All mutations flow through the editor's command bus — undo/redo and events fire normally, so a multi-turn session can be rewound by the user without breaking your subsequent calls.

## Conventions you should respect

- **Pin labels are stable, pin ids are not.** When you connect, prefer labels ("Output", "In", "Hint") to ids.
- **Category is a colour tag**, not a behaviour. `category: 'macro'` paints the node yellow; it does NOT make it an expandable Macro — those are a separate node type.
- **Use `auto_layout` after a batch of inserts.** `add_node` places nodes wherever you tell it; there is no implicit arrangement, so manual positions in a batch will overlap. Always call `auto_layout` once at the end.
- **Don't invent variant schemas.** If `register_node_schema` errors with "already registered", use `add_node({type: 'X'})` on the existing one — do NOT register `X2`, `X-v2`, `X Bare`. Schemas are graph-wide.
- **Combo widgets need a `values` array.** Slider/number widgets need `min`/`max`/`step`.
- **For node-level config widgets (LLM model picker, threshold, etc.) the engine treats them as free-floating automatically** when there's no matching pin. Just register them with a `key` and they'll render below the pins.

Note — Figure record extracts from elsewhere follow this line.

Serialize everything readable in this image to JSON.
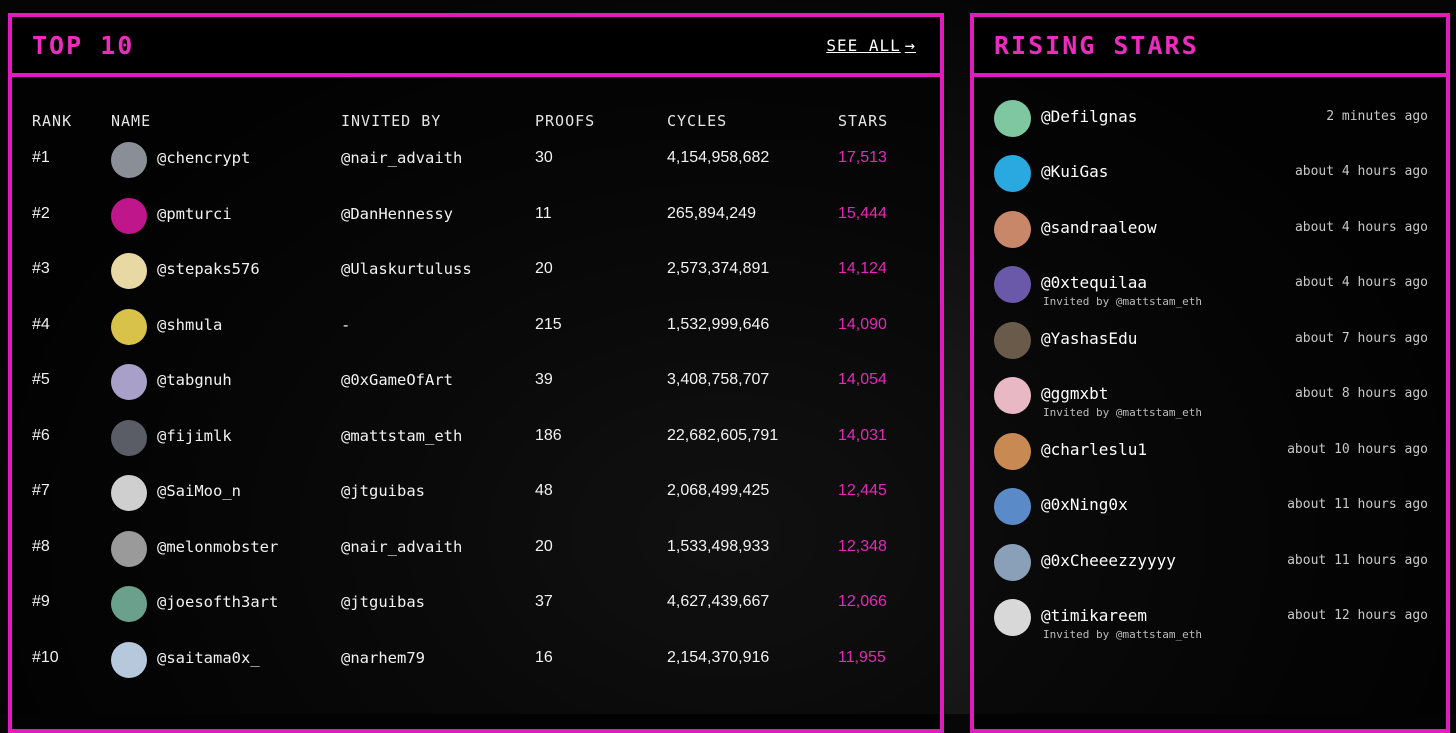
{
  "top10": {
    "title": "TOP 10",
    "see_all": "SEE ALL",
    "columns": [
      "RANK",
      "NAME",
      "INVITED BY",
      "PROOFS",
      "CYCLES",
      "STARS"
    ],
    "rows": [
      {
        "rank": "#1",
        "name": "@chencrypt",
        "invited_by": "@nair_advaith",
        "proofs": "30",
        "cycles": "4,154,958,682",
        "stars": "17,513",
        "avatar_color": "#8a8f97"
      },
      {
        "rank": "#2",
        "name": "@pmturci",
        "invited_by": "@DanHennessy",
        "proofs": "11",
        "cycles": "265,894,249",
        "stars": "15,444",
        "avatar_color": "#c0168c"
      },
      {
        "rank": "#3",
        "name": "@stepaks576",
        "invited_by": "@Ulaskurtuluss",
        "proofs": "20",
        "cycles": "2,573,374,891",
        "stars": "14,124",
        "avatar_color": "#e8d9a4"
      },
      {
        "rank": "#4",
        "name": "@shmula",
        "invited_by": "-",
        "proofs": "215",
        "cycles": "1,532,999,646",
        "stars": "14,090",
        "avatar_color": "#d8c24a"
      },
      {
        "rank": "#5",
        "name": "@tabgnuh",
        "invited_by": "@0xGameOfArt",
        "proofs": "39",
        "cycles": "3,408,758,707",
        "stars": "14,054",
        "avatar_color": "#a8a0c8"
      },
      {
        "rank": "#6",
        "name": "@fijimlk",
        "invited_by": "@mattstam_eth",
        "proofs": "186",
        "cycles": "22,682,605,791",
        "stars": "14,031",
        "avatar_color": "#5a5c66"
      },
      {
        "rank": "#7",
        "name": "@SaiMoo_n",
        "invited_by": "@jtguibas",
        "proofs": "48",
        "cycles": "2,068,499,425",
        "stars": "12,445",
        "avatar_color": "#cfcfcf"
      },
      {
        "rank": "#8",
        "name": "@melonmobster",
        "invited_by": "@nair_advaith",
        "proofs": "20",
        "cycles": "1,533,498,933",
        "stars": "12,348",
        "avatar_color": "#9a9a9a"
      },
      {
        "rank": "#9",
        "name": "@joesofth3art",
        "invited_by": "@jtguibas",
        "proofs": "37",
        "cycles": "4,627,439,667",
        "stars": "12,066",
        "avatar_color": "#6aa08c"
      },
      {
        "rank": "#10",
        "name": "@saitama0x_",
        "invited_by": "@narhem79",
        "proofs": "16",
        "cycles": "2,154,370,916",
        "stars": "11,955",
        "avatar_color": "#b6c8dc"
      }
    ]
  },
  "rising": {
    "title": "RISING STARS",
    "items": [
      {
        "name": "@Defilgnas",
        "time": "2 minutes ago",
        "invited": "",
        "avatar_color": "#7fc7a0"
      },
      {
        "name": "@KuiGas",
        "time": "about 4 hours ago",
        "invited": "",
        "avatar_color": "#2aa8e0"
      },
      {
        "name": "@sandraaleow",
        "time": "about 4 hours ago",
        "invited": "",
        "avatar_color": "#c9876a"
      },
      {
        "name": "@0xtequilaa",
        "time": "about 4 hours ago",
        "invited": "Invited by @mattstam_eth",
        "avatar_color": "#6a58a8"
      },
      {
        "name": "@YashasEdu",
        "time": "about 7 hours ago",
        "invited": "",
        "avatar_color": "#6a5a4a"
      },
      {
        "name": "@ggmxbt",
        "time": "about 8 hours ago",
        "invited": "Invited by @mattstam_eth",
        "avatar_color": "#e8b8c4"
      },
      {
        "name": "@charleslu1",
        "time": "about 10 hours ago",
        "invited": "",
        "avatar_color": "#c88a52"
      },
      {
        "name": "@0xNing0x",
        "time": "about 11 hours ago",
        "invited": "",
        "avatar_color": "#5a8ac8"
      },
      {
        "name": "@0xCheeezzyyyy",
        "time": "about 11 hours ago",
        "invited": "",
        "avatar_color": "#8aa0b8"
      },
      {
        "name": "@timikareem",
        "time": "about 12 hours ago",
        "invited": "Invited by @mattstam_eth",
        "avatar_color": "#d8d8d8"
      }
    ]
  },
  "colors": {
    "accent": "#e21bbf",
    "stars": "#e428b8"
  }
}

## Conventions you should violate at your own risk

- `editor.toJSON()` returns the entire graph. Don't ask for it every turn — use `find_nodes` / `describe_node` for targeted lookups.
- Screenshots are large. `node_screenshot` (one node) is ~5 KB; full `screenshot` is 50-500 KB. Use the per-node variant when you only care about one node.

## License + governance

MIT. Repository: <https://github.com/XenolithEngine/xenolith-graph>.

If you'd like to suggest changes that would make this library easier for agents to use, open an issue tagged `agent-feedback`.